(Originally appeared in Lognet 91/3)
I have some further discussion of the problems of mixed serial names, first raised in Lognet 91/1. To me it seems that the root of the problem is that names aren’t unequivocally marked at the end, and both solutions proposed so far—the one in Lognet 91/1, and mine—try to fix the problem by gluing the pieces of a name phrase together internally. Elsewhere in the language, if we need to end a phrase or clause, we do so with punctuation words at the end. Why not do the same for name phrases?
I think we can accomplish this without (a) making names much longer, (b) adding or changing many rules; and we will (c) eliminate the need for commas to end names. The key to all this is to treat a name as a description like any other (a “noun phrase”, to borrow a term from English grammar), except that it is marked differently and can contain name words in place of predicates.
What I’m saying is that since we can tell where le langa denli “the long day” ends, we can do the same for la Krist Denli “Christmas”...and by the same means. We’ll need to change a few rules to make this possible.
(1) Since all descriptions must be marked, all names would have to be marked. In other words, we could no longer have bare vocatives; Godzi, Djan would become Godzi, hoi Djan. This would keep la Nordi Ame’rik[y]s from sounding like “The North, O America. To say that, we would say la Nordi, hoi Ame’rikas. Always using hoi -form vocatives should be no more onerous than always using la for the other name phrases.
(2) We would still pause after each name word—i.e., the words that end with a consonant—and before name words that aren’t preceded by la or hoi (unless the name word starts with a vowel). There would be no need for other pauses in the name phrase, even at the end, except where a similar description would need a pause.
(3) Where necessary, we would end a name phrase with punctuation of some sort, just as we end a description. In other words, we could no longer say la Mars, telfoa; we have to say la Mars ga telfoa for “Mars is a planet”. This is no hardship: we’re used to saying Le sekre ga mrenu for “The secretary is a man.”
With this rule, La Krist Denli couldn’t possibly mean “Christ is a day”: that would be La Krist ga denli. Here are two sentences to show what would happen when the ga is shifted. La Krist Denli ga hapci ckemo “Christmas is a happy time”. La Krist ga denli hapci ckemo “Christ is a day-happy time”. Each of these four examples has a single pause, after Krist; none of them needs any comma. (To see why this is so, replace la Krist with le langa in each one.)

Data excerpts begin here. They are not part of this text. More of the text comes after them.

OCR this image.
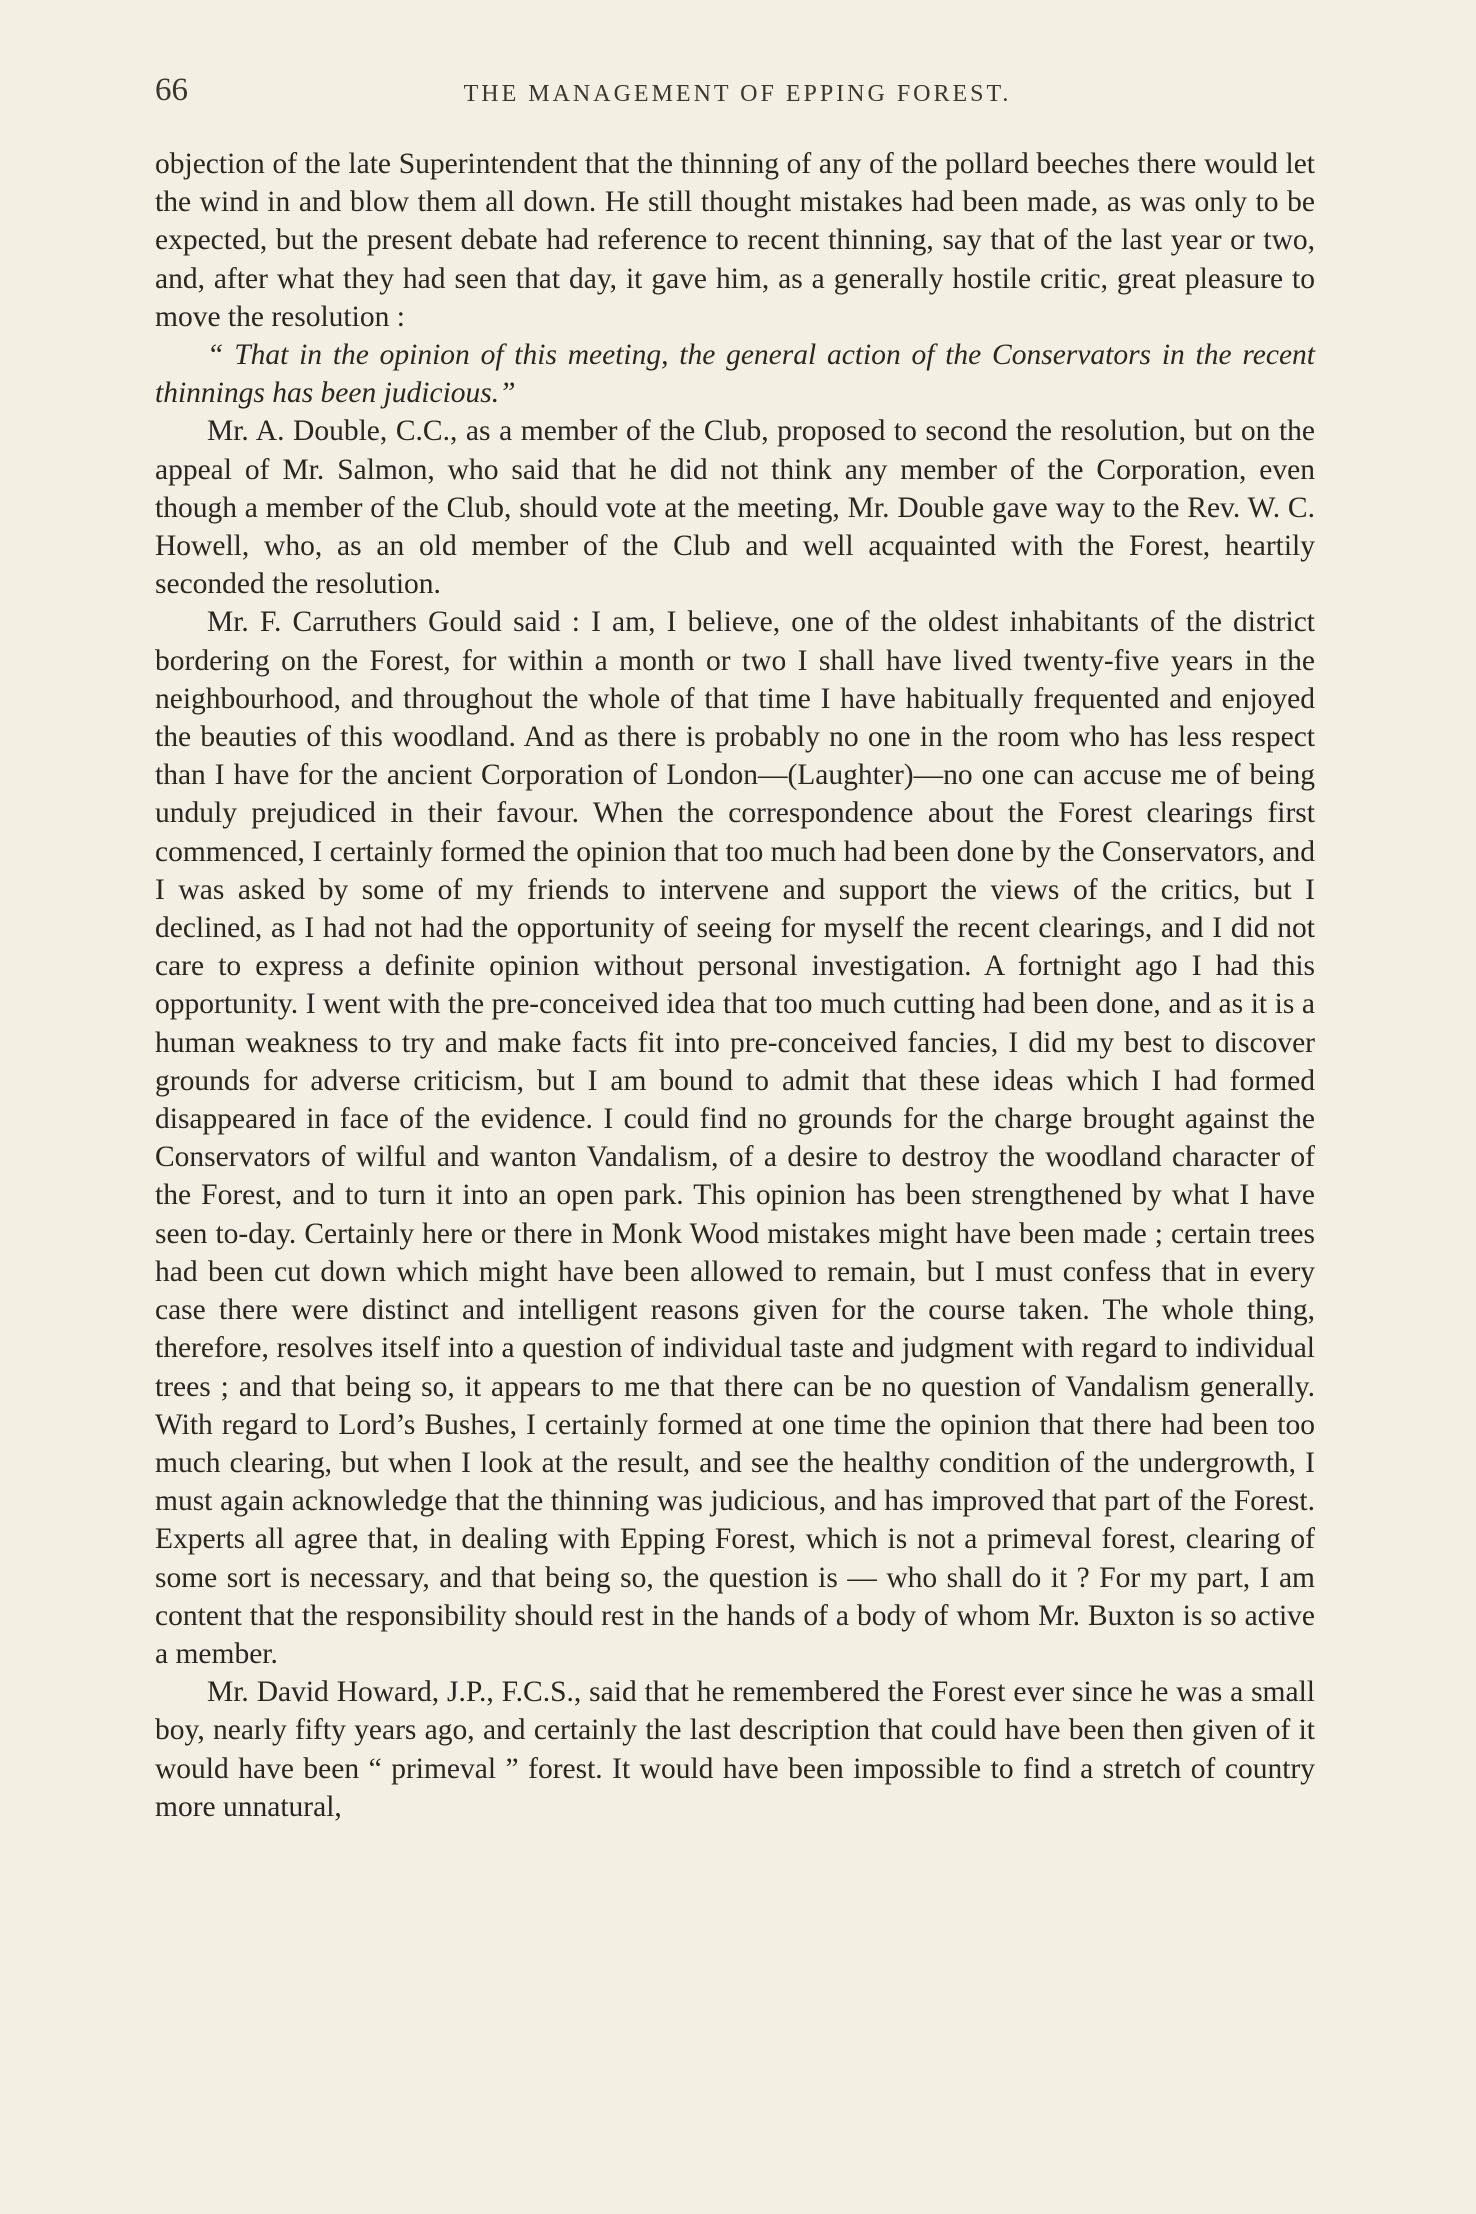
66	THE MANAGEMENT OF EPPING FOREST.

objection of the late Superintendent that the thinning of any of the pollard beeches there would let the wind in and blow them all down. He still thought mistakes had been made, as was only to be expected, but the present debate had reference to recent thinning, say that of the last year or two, and, after what they had seen that day, it gave him, as a generally hostile critic, great pleasure to move the resolution :

“ That in the opinion of this meeting, the general action of the Conservators in the recent thinnings has been judicious.”

Mr. A. Double, C.C., as a member of the Club, proposed to second the resolution, but on the appeal of Mr. Salmon, who said that he did not think any member of the Corporation, even though a member of the Club, should vote at the meeting, Mr. Double gave way to the Rev. W. C. Howell, who, as an old member of the Club and well acquainted with the Forest, heartily seconded the resolution.

Mr. F. Carruthers Gould said : I am, I believe, one of the oldest inhabitants of the district bordering on the Forest, for within a month or two I shall have lived twenty-five years in the neighbourhood, and throughout the whole of that time I have habitually frequented and enjoyed the beauties of this woodland. And as there is probably no one in the room who has less respect than I have for the ancient Corporation of London—(Laughter)—no one can accuse me of being unduly prejudiced in their favour. When the correspondence about the Forest clearings first commenced, I certainly formed the opinion that too much had been done by the Conservators, and I was asked by some of my friends to intervene and support the views of the critics, but I declined, as I had not had the opportunity of seeing for myself the recent clearings, and I did not care to express a definite opinion without personal investigation. A fortnight ago I had this opportunity. I went with the pre-conceived idea that too much cutting had been done, and as it is a human weakness to try and make facts fit into pre-conceived fancies, I did my best to discover grounds for adverse criticism, but I am bound to admit that these ideas which I had formed disappeared in face of the evidence. I could find no grounds for the charge brought against the Conservators of wilful and wanton Vandalism, of a desire to destroy the woodland character of the Forest, and to turn it into an open park. This opinion has been strengthened by what I have seen to-day. Certainly here or there in Monk Wood mistakes might have been made ; certain trees had been cut down which might have been allowed to remain, but I must confess that in every case there were distinct and intelligent reasons given for the course taken. The whole thing, therefore, resolves itself into a question of individual taste and judgment with regard to individual trees ; and that being so, it appears to me that there can be no question of Vandalism generally. With regard to Lord’s Bushes, I certainly formed at one time the opinion that there had been too much clearing, but when I look at the result, and see the healthy condition of the undergrowth, I must again acknowledge that the thinning was judicious, and has improved that part of the Forest. Experts all agree that, in dealing with Epping Forest, which is not a primeval forest, clearing of some sort is necessary, and that being so, the question is — who shall do it ? For my part, I am content that the responsibility should rest in the hands of a body of whom Mr. Buxton is so active a member.

Mr. David Howard, J.P., F.C.S., said that he remembered the Forest ever since he was a small boy, nearly fifty years ago, and certainly the last description that could have been then given of it would have been “ primeval ” forest. It would have been impossible to find a stretch of country more unnatural,
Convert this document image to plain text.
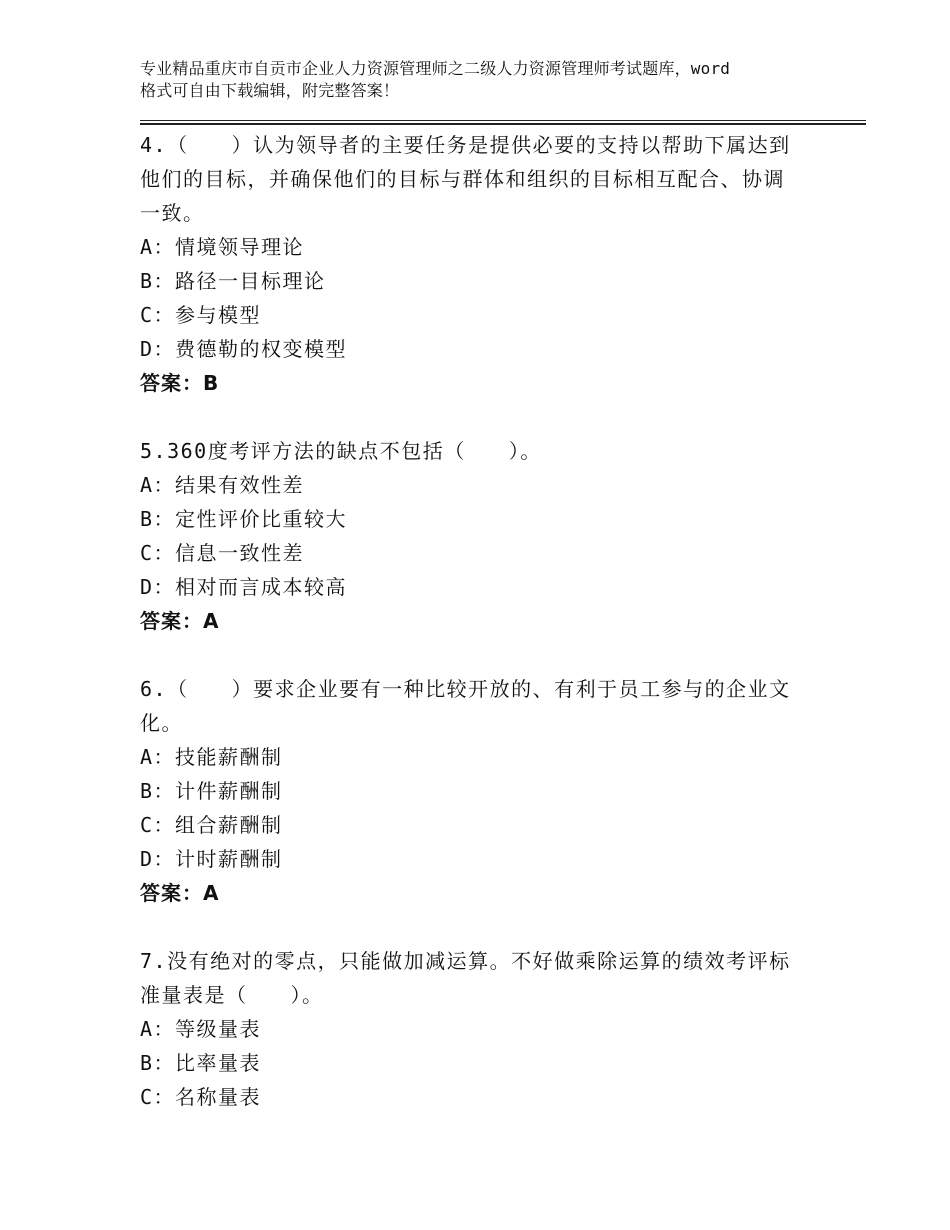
专业精品重庆市自贡市企业人力资源管理师之二级人力资源管理师考试题库，word
格式可自由下载编辑，附完整答案！

4.（　　）认为领导者的主要任务是提供必要的支持以帮助下属达到

他们的目标，并确保他们的目标与群体和组织的目标相互配合、协调

一致。

A：情境领导理论

B：路径一目标理论

C：参与模型

D：费德勒的权变模型

答案：B

5.360度考评方法的缺点不包括（　　）。

A：结果有效性差

B：定性评价比重较大

C：信息一致性差

D：相对而言成本较高

答案：A

6.（　　）要求企业要有一种比较开放的、有利于员工参与的企业文

化。

A：技能薪酬制

B：计件薪酬制

C：组合薪酬制

D：计时薪酬制

答案：A

7.没有绝对的零点，只能做加减运算。不好做乘除运算的绩效考评标

准量表是（　　）。

A：等级量表

B：比率量表

C：名称量表
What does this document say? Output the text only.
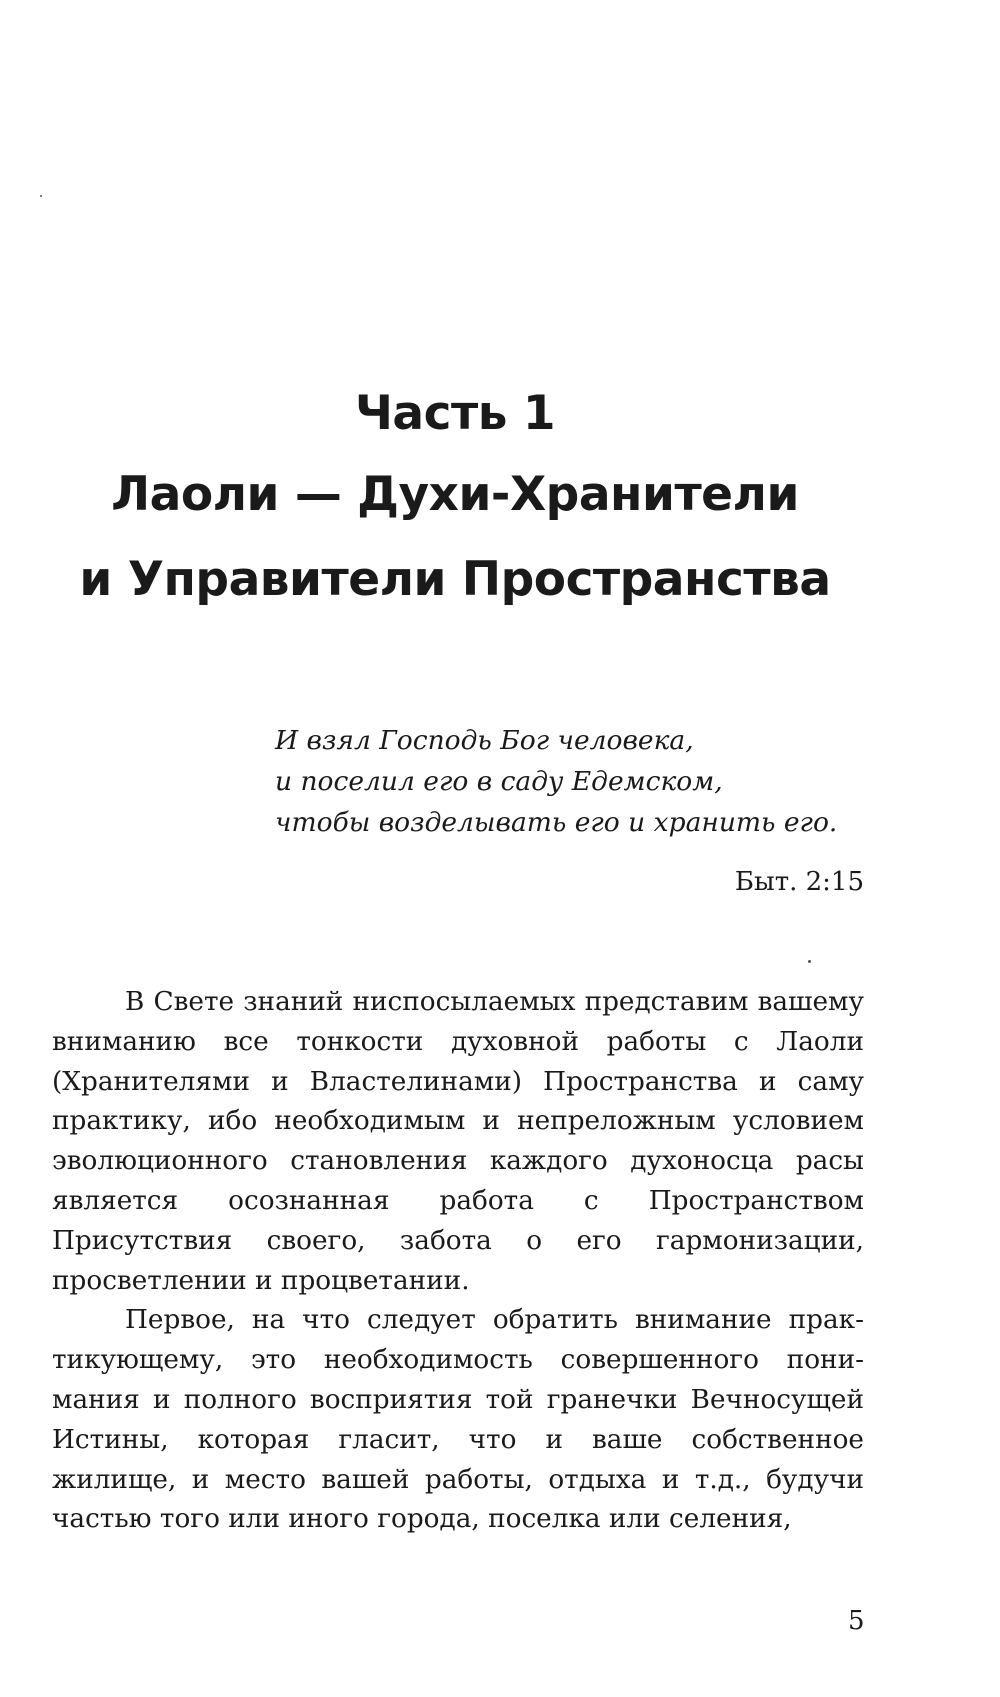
Часть 1
Лаоли — Духи-Хранители
и Управители Пространства
И взял Господь Бог человека,
и поселил его в саду Едемском,
чтобы возделывать его и хранить его.
Быт. 2:15

В Свете знаний ниспосылаемых представим вашему вниманию все тонкости духовной работы с Лаоли (Хранителями и Властелинами) Пространства и саму практику, ибо необходимым и непреложным условием эволюционного становления каждого духоносца расы является осознанная работа с Пространством Присутствия своего, забота о его гармонизации, просветлении и процветании.

Первое, на что следует обратить внимание практикующему, это необходимость совершенного понимания и полного восприятия той гранечки Вечносущей Истины, которая гласит, что и ваше собственное жилище, и место вашей работы, отдыха и т.д., будучи частью того или иного города, поселка или селения,

5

(4) Just as descriptions can become long, with many modifiers of various sorts, so could names. Consider le ckano farfu je le sucmi gu ji vi le hasfa; by replacing le with la and [some] predicates with name words, we get la Ckano Farf je la Krist gu ji vi la Gadhas, a name phrase that contains other name phrases. The name phrase would need four pauses (one before Farf, one after each name word) that the description phrase doesn’t need; but neither the description nor the name needs any commas.
(5) We would have to punctuate some name phrases that we don’t have to now. For example, le la Uorf bliklimao is an incomplete phrase; it needs to be le la Uorf gu bliklimao to say “the Whorf Hypothesis”. Compare this to le le corta gu tcaro “the short one’s car”. Also, Djan, godzi becomes Hoi Djan gu godzi. (It might prove useful to have a punctuator that closes only name phrases. Gua would be perfect, but it’s already quite rightly taken for “habitually”. Lau? guu?)
(6) All other rules for name phrases would be unchanged. In particular, the "Pierre LaPlace" rule would still hold: that name still becomes la Pi,e’r ci Lapla’s.
In summary: we should treat names just like descriptions, except that names would have to be marked differently (with la or hoi) and might contain name words (members of the DJAN Lexeme). As always, we have to ward the name words from their surroundings with pauses; otherwise, names need no more pauses than descriptions...and no more commas, either.